方才还是晴空万里,转瞬之间,铅灰色的云层便压低了天幕,豆大的雨点砸在石板路上,溅起细碎的水花,将整座小镇笼罩在一片朦胧的水汽之中。
林小满抱紧怀里的帆布包,加快了脚步,她的目的地是镇上的图书馆
那里藏着她此行最想寻找的旧版书——据说有一本遗失了扉页的《浪漫》,书脊上还留着上个世纪某位读者的铅笔批注。
可惜雨势比她预料的更猛烈,街道两旁梧桐树的叶子被雨水打得簌簌作响,她的裙摆很快湿了大半。
前方拐角处,一座灰石砌成的老教堂映入眼帘,门廊下似乎能避雨。
她几乎是小跑着冲了过去,在檐下站定,这才喘匀了气,抬手拂去睫毛上的水珠。
门廊并不宽,石柱斑驳,爬着几株潮润的青苔。
她正要舒口气,却察觉身侧有人——一位身着深灰色大衣的男士,站姿笔直,正望着雨幕出神。
听见脚步声,他微微侧过头来。那眉眼深邃,轮廓分明,带着一种清冷疏离的气质。
林小满认出了他——达西,麦里屯庄园的主人,本地社交圈里出了名的挑剔人物。据说他曾在舞会上拒绝与任何一位不谙钢琴的小姐跳舞。
她本想按着礼数点头致意便罢,却让达西的视线在自己身上停了一瞬。
他皱眉——她的帽子上沾了片枯叶,大约是方才冲进门廊时从石柱旁的灌木上蹭落的。
她没有伸手去拂,达西也未说话,只是那眉头皱得更深,仿佛觉得这样的狼狈出现在自己的视线范围内颇为失礼。

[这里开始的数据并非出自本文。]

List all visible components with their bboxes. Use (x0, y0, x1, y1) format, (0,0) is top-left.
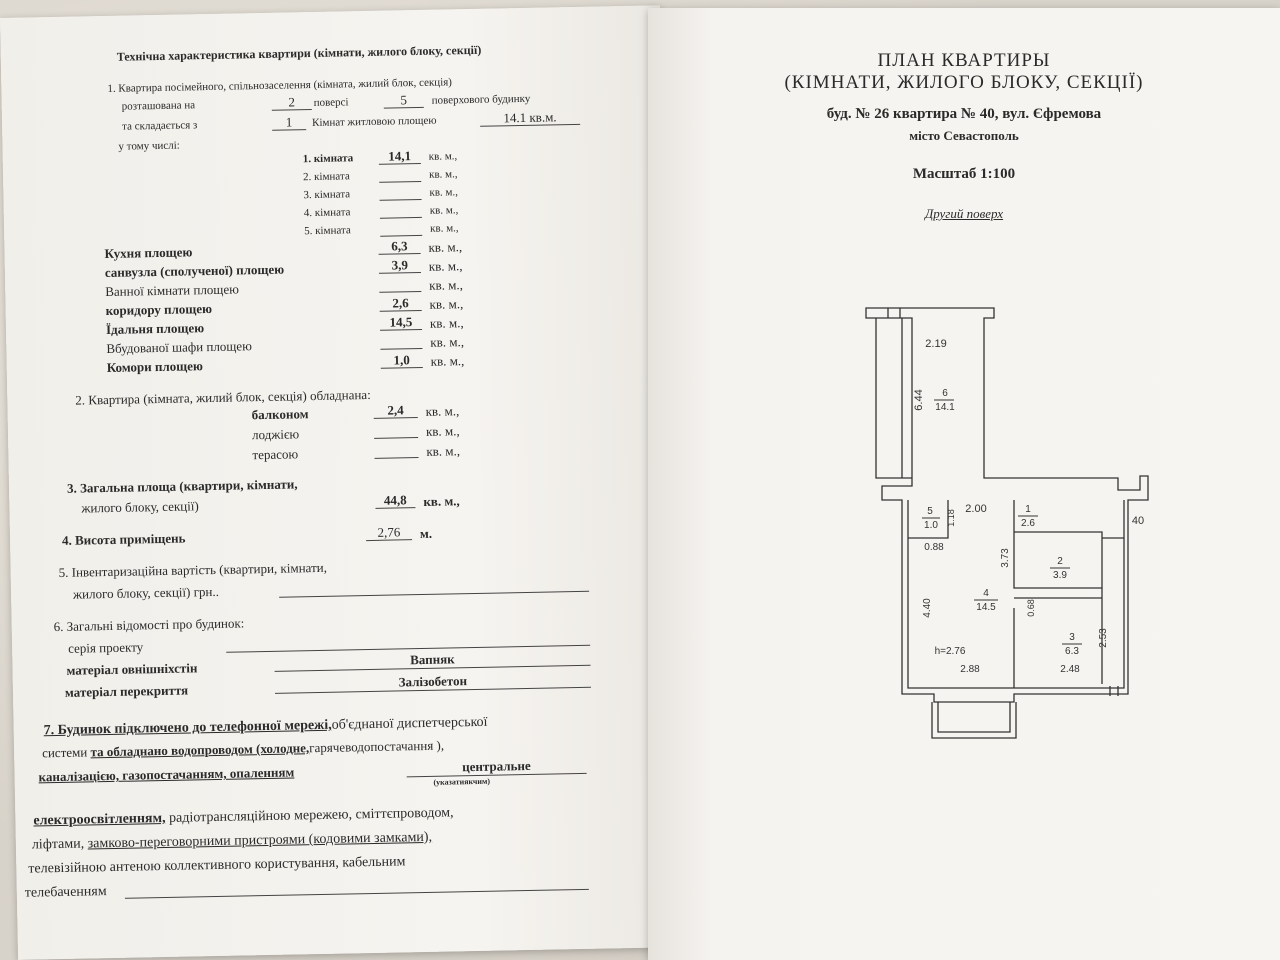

换作别的小姐,大约会低头行礼,或忙不迭地整理衣冠,再说几句关于天气的客套话。
可林小满只是仰起脸,看着达西的眼睛,忽然问了一句:“达西先生,你觉得简·奥斯汀的《理智与情感》里,玛丽安如果活到三十岁会后悔吗?”
达西愣住了。他的喉结微微滚动,像是被一枚石子卡住了话头。
那问题来得太突兀,太过直白,完全超出他熟悉的社交礼仪范畴——众人何曾与他谈过小说?
何曾问过如此私人的、关于书中人物命运的诘问?
他沉默了几息,目光扫过她湿漉漉的发梢,落在她清澈却带着几分执拗的眼睛上,最终僵硬地回答:“我认为她不会,她只是在追求真实情感。”
说完他几乎是立刻后悔了,觉得这答案太过简略,又太过主观,在一位陌生小姐面前谈论情感话题本就失当。
他故作镇定地将目光移向雨幕,以为她会顺势说些“确实如此”之类的话,将这段交谈轻轻揭过。
可林小满却点了点头,语气里带着一丝近乎锐利的认真:“那她是个幸运的傻瓜,而理智的埃莉诺反而要承受更多痛苦,这不公平。”
她停顿了一瞬,仿佛这个答案早已在心里揣摩过许多遍,“玛丽安把眼泪哭在舞会上,哭在病榻前,人人都看得见;
埃莉诺的眼泪都咽进肚子里,连爱德华都不知道她难过。
这个世上,勇敢地疯一场容易,清醒地忍一辈子却太难了。”
说完她不再看他,转身走入雨中。
雨丝交织成帘,她的身影很快被雾蒙蒙的水汽吞没,只留下帆布包一角蓝色在灰暗的街角闪了闪,便不见了踪影。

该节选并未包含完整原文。